My respect for the man plummeted... here's this guy, the editor of an important newspaper, an institution, a man older than me and with a crucial issue in front of him, and what we get is eyes rolling around the room like marbles on a pogo stick. I couldn't believe I was witnessing it.

We ended up debating it for seven hours, then we went downstairs to come up with a plan.

The Guardian had known all along what it wanted to do - it wanted to publish right away. Der Spiegel was trying to be friends with everyone. The truth is, we weren't ready to go, and we were being strong-armed by these people who had been niggling away at us for weeks, and were now ready with the coup de grace. At the centre of their colossal, stained vanity, they had forgotten who we were and how we had got to this room. They now thought of us as a bunch of weird hackers and sexual delinquents.

But we knew our material and we knew our technology; these guys were playing by the oldest rules in the business.

'The Guardian had been ready to fuck us all along.'

I implied that I would immediately give the entire cache of material to the Associated Press, Al Jazeera and News Corp. I didn't want to do it, but I would if they didn't play ball.

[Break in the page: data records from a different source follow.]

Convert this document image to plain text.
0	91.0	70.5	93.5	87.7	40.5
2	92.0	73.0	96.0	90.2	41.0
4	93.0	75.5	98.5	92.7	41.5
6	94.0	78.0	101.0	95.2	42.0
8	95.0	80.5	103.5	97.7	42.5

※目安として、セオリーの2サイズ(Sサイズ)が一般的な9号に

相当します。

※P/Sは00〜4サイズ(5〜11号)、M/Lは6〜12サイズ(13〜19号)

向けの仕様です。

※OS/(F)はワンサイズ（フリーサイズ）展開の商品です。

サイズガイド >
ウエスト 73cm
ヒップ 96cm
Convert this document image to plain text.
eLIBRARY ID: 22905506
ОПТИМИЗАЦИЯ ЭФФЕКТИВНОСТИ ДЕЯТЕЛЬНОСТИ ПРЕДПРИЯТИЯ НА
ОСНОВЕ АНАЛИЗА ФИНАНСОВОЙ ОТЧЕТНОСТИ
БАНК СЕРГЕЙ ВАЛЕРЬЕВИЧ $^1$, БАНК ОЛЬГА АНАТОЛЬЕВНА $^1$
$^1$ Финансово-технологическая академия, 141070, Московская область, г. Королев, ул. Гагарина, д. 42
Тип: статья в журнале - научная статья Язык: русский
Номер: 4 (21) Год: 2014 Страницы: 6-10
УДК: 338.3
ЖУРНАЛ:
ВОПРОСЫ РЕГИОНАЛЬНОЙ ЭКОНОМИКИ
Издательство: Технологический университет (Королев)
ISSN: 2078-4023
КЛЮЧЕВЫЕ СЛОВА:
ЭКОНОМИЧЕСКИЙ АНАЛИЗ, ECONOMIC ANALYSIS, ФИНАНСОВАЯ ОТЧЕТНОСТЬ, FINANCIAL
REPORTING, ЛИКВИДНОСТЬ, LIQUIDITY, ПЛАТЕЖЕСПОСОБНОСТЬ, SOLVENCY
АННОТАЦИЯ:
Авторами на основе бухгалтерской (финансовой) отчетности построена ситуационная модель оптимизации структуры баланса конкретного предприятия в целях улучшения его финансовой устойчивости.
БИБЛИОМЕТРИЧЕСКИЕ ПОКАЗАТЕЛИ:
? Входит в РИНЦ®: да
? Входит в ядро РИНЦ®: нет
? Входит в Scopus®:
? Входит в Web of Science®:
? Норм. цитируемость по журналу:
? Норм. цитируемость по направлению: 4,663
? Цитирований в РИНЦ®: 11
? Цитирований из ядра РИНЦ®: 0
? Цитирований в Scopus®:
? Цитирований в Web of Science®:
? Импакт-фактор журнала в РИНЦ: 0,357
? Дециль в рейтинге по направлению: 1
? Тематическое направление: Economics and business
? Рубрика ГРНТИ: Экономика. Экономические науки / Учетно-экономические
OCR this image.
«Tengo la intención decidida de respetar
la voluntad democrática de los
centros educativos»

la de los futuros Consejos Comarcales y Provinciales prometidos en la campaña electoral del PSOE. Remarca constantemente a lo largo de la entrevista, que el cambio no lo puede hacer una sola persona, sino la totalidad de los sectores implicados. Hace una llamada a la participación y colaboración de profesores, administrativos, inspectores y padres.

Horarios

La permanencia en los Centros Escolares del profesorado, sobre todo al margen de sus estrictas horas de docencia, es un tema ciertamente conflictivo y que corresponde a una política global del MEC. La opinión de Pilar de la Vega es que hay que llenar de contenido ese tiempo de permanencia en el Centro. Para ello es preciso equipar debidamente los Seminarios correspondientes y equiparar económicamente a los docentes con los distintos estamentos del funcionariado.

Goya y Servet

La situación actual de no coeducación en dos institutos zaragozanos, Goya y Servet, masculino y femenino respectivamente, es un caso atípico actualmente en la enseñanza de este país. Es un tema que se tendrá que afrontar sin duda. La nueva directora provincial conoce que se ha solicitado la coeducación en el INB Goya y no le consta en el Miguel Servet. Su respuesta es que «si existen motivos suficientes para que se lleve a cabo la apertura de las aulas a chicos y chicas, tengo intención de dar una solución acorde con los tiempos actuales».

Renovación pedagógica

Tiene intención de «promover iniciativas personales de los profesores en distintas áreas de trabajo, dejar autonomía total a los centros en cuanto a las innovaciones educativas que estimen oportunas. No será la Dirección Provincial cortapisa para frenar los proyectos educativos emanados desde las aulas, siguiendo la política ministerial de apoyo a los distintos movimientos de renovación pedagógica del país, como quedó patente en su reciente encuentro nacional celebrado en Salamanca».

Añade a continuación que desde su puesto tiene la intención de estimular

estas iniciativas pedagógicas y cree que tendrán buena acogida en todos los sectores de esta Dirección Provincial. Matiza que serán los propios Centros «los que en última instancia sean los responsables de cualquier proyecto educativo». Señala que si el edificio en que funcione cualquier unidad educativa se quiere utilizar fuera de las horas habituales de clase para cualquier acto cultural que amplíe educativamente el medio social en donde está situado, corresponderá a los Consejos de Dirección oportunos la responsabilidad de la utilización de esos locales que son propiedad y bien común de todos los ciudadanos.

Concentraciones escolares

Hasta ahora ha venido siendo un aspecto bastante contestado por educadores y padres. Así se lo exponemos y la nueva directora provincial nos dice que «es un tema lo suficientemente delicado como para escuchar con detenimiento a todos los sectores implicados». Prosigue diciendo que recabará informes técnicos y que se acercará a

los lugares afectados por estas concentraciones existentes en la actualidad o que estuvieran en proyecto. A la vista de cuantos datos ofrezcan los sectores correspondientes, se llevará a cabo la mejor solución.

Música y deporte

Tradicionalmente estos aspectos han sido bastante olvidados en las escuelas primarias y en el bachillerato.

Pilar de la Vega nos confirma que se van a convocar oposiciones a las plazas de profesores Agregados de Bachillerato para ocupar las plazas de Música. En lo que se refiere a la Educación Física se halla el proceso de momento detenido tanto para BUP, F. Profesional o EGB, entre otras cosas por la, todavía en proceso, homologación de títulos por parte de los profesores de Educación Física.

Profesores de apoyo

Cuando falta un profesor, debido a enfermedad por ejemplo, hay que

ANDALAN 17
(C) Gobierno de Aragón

They sobered up and began to speak more reasonably about how the publication might be handled.

It later emerged, via the guys at Der Spiegel, that the Guardian had been ready to fuck us all along. They were working with the New York Times and were willing to go without even telling us, and without giving us a chance to prepare the data properly or prepare ourselves for attack.

That's how much the Guardian actually cared for the principles involved. Openness? You must be joking. A new generation of libertarians? They couldn't have cared less.

A new mood of popular uprisings in the world and a new spirit of speaking truth to power? The Guardian - the most ill-named paper in the world - may carry picture after picture from Tahrir Square, but they were willing to sell all the principles that movement stood for straight down the river.

The senior news reporter's attempt to give his paper one last leg-up before retirement left his paper gasping for its liberal breath. When American right-wingers were calling for me to be killed, the Guardian didn't run a single article in my defence. Instead, they got my old friend, the special investigations reporter, to write a dirty little attack on me.

'The Guardian - the most ill-named paper in the world.'

'Strewth', as we used to say. Life was easier when it was just sugar ants running up my legs and biting me to death. At least in those days I had the sun on my side. But in our new kind of business, you soon get over the old guard kicking you when you're down.

We had a month to get the cables in good order, and doing so would be the most exhilarating month of my life. The cables would show the modern world what it really thought of itself, and we worked through the nights in an English country house to meet the deadline.

The snow had begun to fall and it lay evenly over the Norfolk countryside. There was no way to know that the house was to become my prison for the foreseeable future.